Mariana no atendió a este último comentario de su primo. Justo en ese momento la puerta cristalera se había abierto para dar paso a un hombre que de inmediato concentró su atención y al que, evidentemente, estaba esperando.
Era un tipo de buen porte, elegante, uno de esos rostros que, de entrada, denotan cuna y crianza; peinado hacia atrás, mostraba unas entradas muy marcadas y un cabello cuidadosamente recortado; más bien alto aunque no destacaba por ello sino por su aspecto de estar en forma. Tendría unos cuarenta o cuarenta y cinco años y lo que le llamó la atención la primera vez que lo vio fue la relación que advirtió en seguida entre la curvatura de su sonrisa y el descaro de su mirada, una relación que marcaba un gesto que escondía algo atractivo e inquietante a la vez. En cuanto se acercó a ellos, percibió otra vez ese punto algo perturbador del encantador de serpientes. Y una evidente simpatía natural.
Mariana vio también, de refilón, el cambio de cara de Juanín al ver al otro y comprendió que había cometido un trágico error de estrategia citando a su primo en el mismo bar donde quedara con Jaime Yago, porque en su gesto advirtió que Juanín se disponía a apuntarse al almuerzo. Rogó al cielo sin fe alguna que su primo se comportase como un caballero y no como el pelmazo que era, y se repuso en seguida, resignada a lo peor.
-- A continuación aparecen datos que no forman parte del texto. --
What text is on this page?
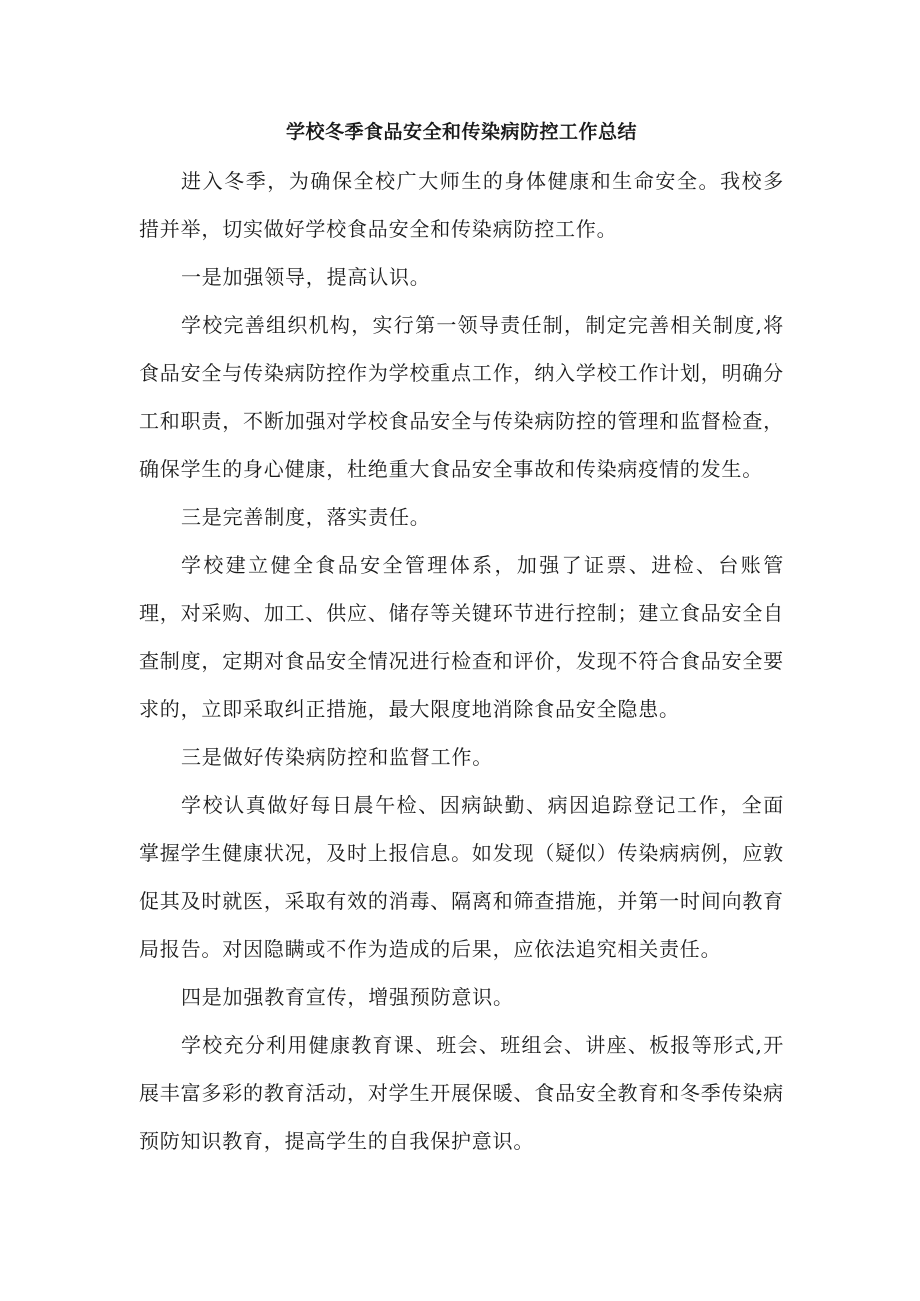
学校冬季食品安全和传染病防控工作总结

进入冬季，为确保全校广大师生的身体健康和生命安全。我校多措并举，切实做好学校食品安全和传染病防控工作。

一是加强领导，提高认识。

学校完善组织机构，实行第一领导责任制，制定完善相关制度,将食品安全与传染病防控作为学校重点工作，纳入学校工作计划，明确分工和职责，不断加强对学校食品安全与传染病防控的管理和监督检查，确保学生的身心健康，杜绝重大食品安全事故和传染病疫情的发生。

三是完善制度，落实责任。

学校建立健全食品安全管理体系，加强了证票、进检、台账管理，对采购、加工、供应、储存等关键环节进行控制；建立食品安全自查制度，定期对食品安全情况进行检查和评价，发现不符合食品安全要求的，立即采取纠正措施，最大限度地消除食品安全隐患。

三是做好传染病防控和监督工作。

学校认真做好每日晨午检、因病缺勤、病因追踪登记工作，全面掌握学生健康状况，及时上报信息。如发现（疑似）传染病病例，应敦促其及时就医，采取有效的消毒、隔离和筛查措施，并第一时间向教育局报告。对因隐瞒或不作为造成的后果，应依法追究相关责任。

四是加强教育宣传，增强预防意识。

学校充分利用健康教育课、班会、班组会、讲座、板报等形式,开展丰富多彩的教育活动，对学生开展保暖、食品安全教育和冬季传染病预防知识教育，提高学生的自我保护意识。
—Hablando del ruin de Roma, aquí tenemos a Jaime Yago, tronco de Cristóbal Piles —dijo Juanín con fingida camaradería.
—Nos presentaste tú mismo hace tres semanas —comentó Mariana lacónica.
—¿Ya estás tratando de desplazarme? —dijo a su vez Jaime Yago clavando la mirada en Juanín con toda intención antes de besar la mano de Mariana, pero en seguida se dedicó a ella—. Siempre es un placer verte, Mariana, aunque me llames ruin.
—¿Yo? —protestó ella—. No sabía que eras amigo de Cristóbal.
—Todavía no me lo creo —dijo Jaime Yago mientras hacía una seña al dueño del local—. Qué manera tan horrible de morir. Tengo entendido que le cortaron el cuello.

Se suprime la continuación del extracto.